In an attempt to control for effects of eutrophication, management has focused on the importance of minimizing nitrogen (N), as well as phosphorous (P), inputs into aquatic ecosystems. Nutrient limitation is commonly determined using inorganic N, typically assumed to be the most accessible to lake phytoplankton. However, due to the variety of N chemical species that exist in most aquatic systems, it is unclear which chemical species and sources of N should be targeted for reduction efforts.

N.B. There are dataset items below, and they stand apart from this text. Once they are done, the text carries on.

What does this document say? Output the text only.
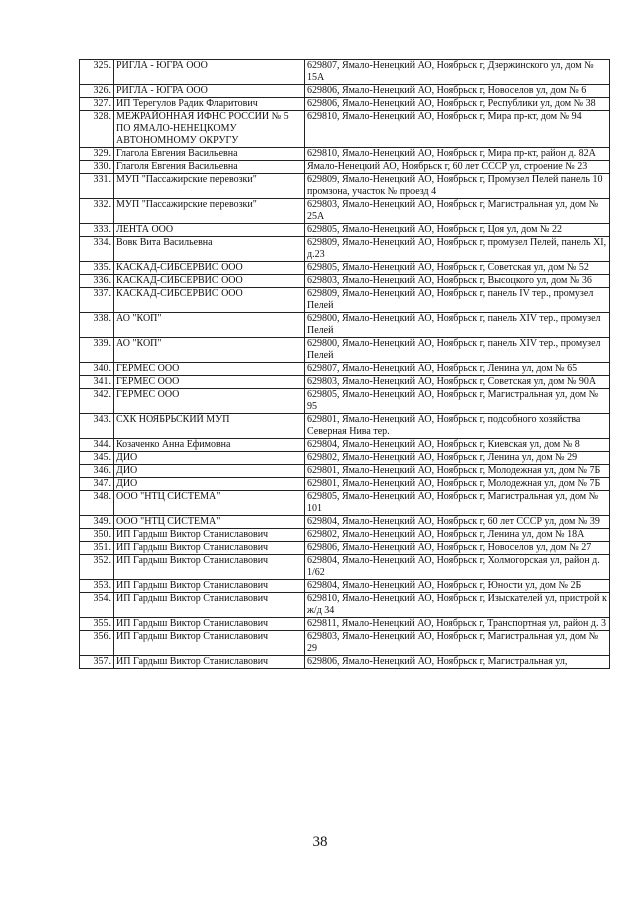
325.	РИГЛА - ЮГРА ООО	629807, Ямало-Ненецкий АО, Ноябрьск г, Дзержинского ул, дом № 15А
326.	РИГЛА - ЮГРА ООО	629806, Ямало-Ненецкий АО, Ноябрьск г, Новоселов ул, дом № 6
327.	ИП Терегулов Радик Фларитович	629806, Ямало-Ненецкий АО, Ноябрьск г, Республики ул, дом № 38
328.	МЕЖРАЙОННАЯ ИФНС РОССИИ № 5 ПО ЯМАЛО-НЕНЕЦКОМУ АВТОНОМНОМУ ОКРУГУ	629810, Ямало-Ненецкий АО, Ноябрьск г, Мира пр-кт, дом № 94
329.	Глагола Евгения Васильевна	629810, Ямало-Ненецкий АО, Ноябрьск г, Мира пр-кт, район д. 82А
330.	Глаголя Евгения Васильевна	Ямало-Ненецкий АО, Ноябрьск г, 60 лет СССР ул, строение № 23
331.	МУП "Пассажирские перевозки"	629809, Ямало-Ненецкий АО, Ноябрьск г, Промузел Пелей панель 10 промзона, участок № проезд 4
332.	МУП "Пассажирские перевозки"	629803, Ямало-Ненецкий АО, Ноябрьск г, Магистральная ул, дом № 25А
333.	ЛЕНТА ООО	629805, Ямало-Ненецкий АО, Ноябрьск г, Цоя ул, дом № 22
334.	Вовк Вита Васильевна	629809, Ямало-Ненецкий АО, Ноябрьск г, промузел Пелей, панель XI, д.23
335.	КАСКАД-СИБСЕРВИС ООО	629805, Ямало-Ненецкий АО, Ноябрьск г, Советская ул, дом № 52
336.	КАСКАД-СИБСЕРВИС ООО	629803, Ямало-Ненецкий АО, Ноябрьск г, Высоцкого ул, дом № 36
337.	КАСКАД-СИБСЕРВИС ООО	629809, Ямало-Ненецкий АО, Ноябрьск г, панель IV тер., промузел Пелей
338.	АО "КОП"	629800, Ямало-Ненецкий АО, Ноябрьск г, панель XIV тер., промузел Пелей
339.	АО "КОП"	629800, Ямало-Ненецкий АО, Ноябрьск г, панель XIV тер., промузел Пелей
340.	ГЕРМЕС ООО	629807, Ямало-Ненецкий АО, Ноябрьск г, Ленина ул, дом № 65
341.	ГЕРМЕС ООО	629803, Ямало-Ненецкий АО, Ноябрьск г, Советская ул, дом № 90А
342.	ГЕРМЕС ООО	629805, Ямало-Ненецкий АО, Ноябрьск г, Магистральная ул, дом № 95
343.	СХК НОЯБРЬСКИЙ МУП	629801, Ямало-Ненецкий АО, Ноябрьск г, подсобного хозяйства Северная Нива тер.
344.	Козаченко Анна Ефимовна	629804, Ямало-Ненецкий АО, Ноябрьск г, Киевская ул, дом № 8
345.	ДИО	629802, Ямало-Ненецкий АО, Ноябрьск г, Ленина ул, дом № 29
346.	ДИО	629801, Ямало-Ненецкий АО, Ноябрьск г, Молодежная ул, дом № 7Б
347.	ДИО	629801, Ямало-Ненецкий АО, Ноябрьск г, Молодежная ул, дом № 7Б
348.	ООО "НТЦ СИСТЕМА"	629805, Ямало-Ненецкий АО, Ноябрьск г, Магистральная ул, дом № 101
349.	ООО "НТЦ СИСТЕМА"	629804, Ямало-Ненецкий АО, Ноябрьск г, 60 лет СССР ул, дом № 39
350.	ИП Гардыш Виктор Станиславович	629802, Ямало-Ненецкий АО, Ноябрьск г, Ленина ул, дом № 18А
351.	ИП Гардыш Виктор Станиславович	629806, Ямало-Ненецкий АО, Ноябрьск г, Новоселов ул, дом № 27
352.	ИП Гардыш Виктор Станиславович	629804, Ямало-Ненецкий АО, Ноябрьск г, Холмогорская ул, район д. 1/62
353.	ИП Гардыш Виктор Станиславович	629804, Ямало-Ненецкий АО, Ноябрьск г, Юности ул, дом № 2Б
354.	ИП Гардыш Виктор Станиславович	629810, Ямало-Ненецкий АО, Ноябрьск г, Изыскателей ул, пристрой к ж/д 34
355.	ИП Гардыш Виктор Станиславович	629811, Ямало-Ненецкий АО, Ноябрьск г, Транспортная ул, район д. 3
356.	ИП Гардыш Виктор Станиславович	629803, Ямало-Ненецкий АО, Ноябрьск г, Магистральная ул, дом № 29
357.	ИП Гардыш Виктор Станиславович	629806, Ямало-Ненецкий АО, Ноябрьск г, Магистральная ул,
38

In order to determine the effect of organic and inorganic N chemical species on phytoplankton community biomass, we deployed an in-situ microcosm experiment across 27 lakes in northeastern North America in summer 2018. Following a one-week incubation, we analyzed all treatments with a factorial design of added N species (organic, inorganic, and combined) and P for chlorophyll a, used as a proxy for phytoplankton biomass. We predicted that phytoplankton would be able to use organic N in addition to inorganic N. We determined whether limitation type remains the same when calculated with respect to inorganic, organic, or combined inorganic and organic N additions.
Results/Conclusions
Inorganic and organic N chemical species produced identical chlorophyll a concentrations in 56% of lakes tested.Overall, organic N elicited the greatest chlorophyll a response in 37% of lakes tested. Inorganic N provoked the greatest chlorophyll response in 7% of lakes. These findings indicate that phytoplankton communities can use organic N as readily as inorganic N. Across all 27 lakes, we observed all types of limitation: P limitation, colimitation, serial N limitation, serial P limitation, and no limitation; when nutrient limitation was determined with inorganic N, colimitation was the dominant type (72%). After determining nutrient limitation with respect to inorganic N, organic N, and combined inorganic and organic N, 40% of lakes changed nutrient limitation type at least once. Most of the lakes (74%) had similar magnitudes of phytoplankton community response across all N chemical species. The ability of phytoplankton to use different species of N complicates our understanding of nutrient limitation. Our conception of nutrient limitation may have to be amended to include organic N in order to capture the full potential of phytoplankton to use different species of N. Managers must fully consider their aquatic system when deciding what species of N to target for reduction.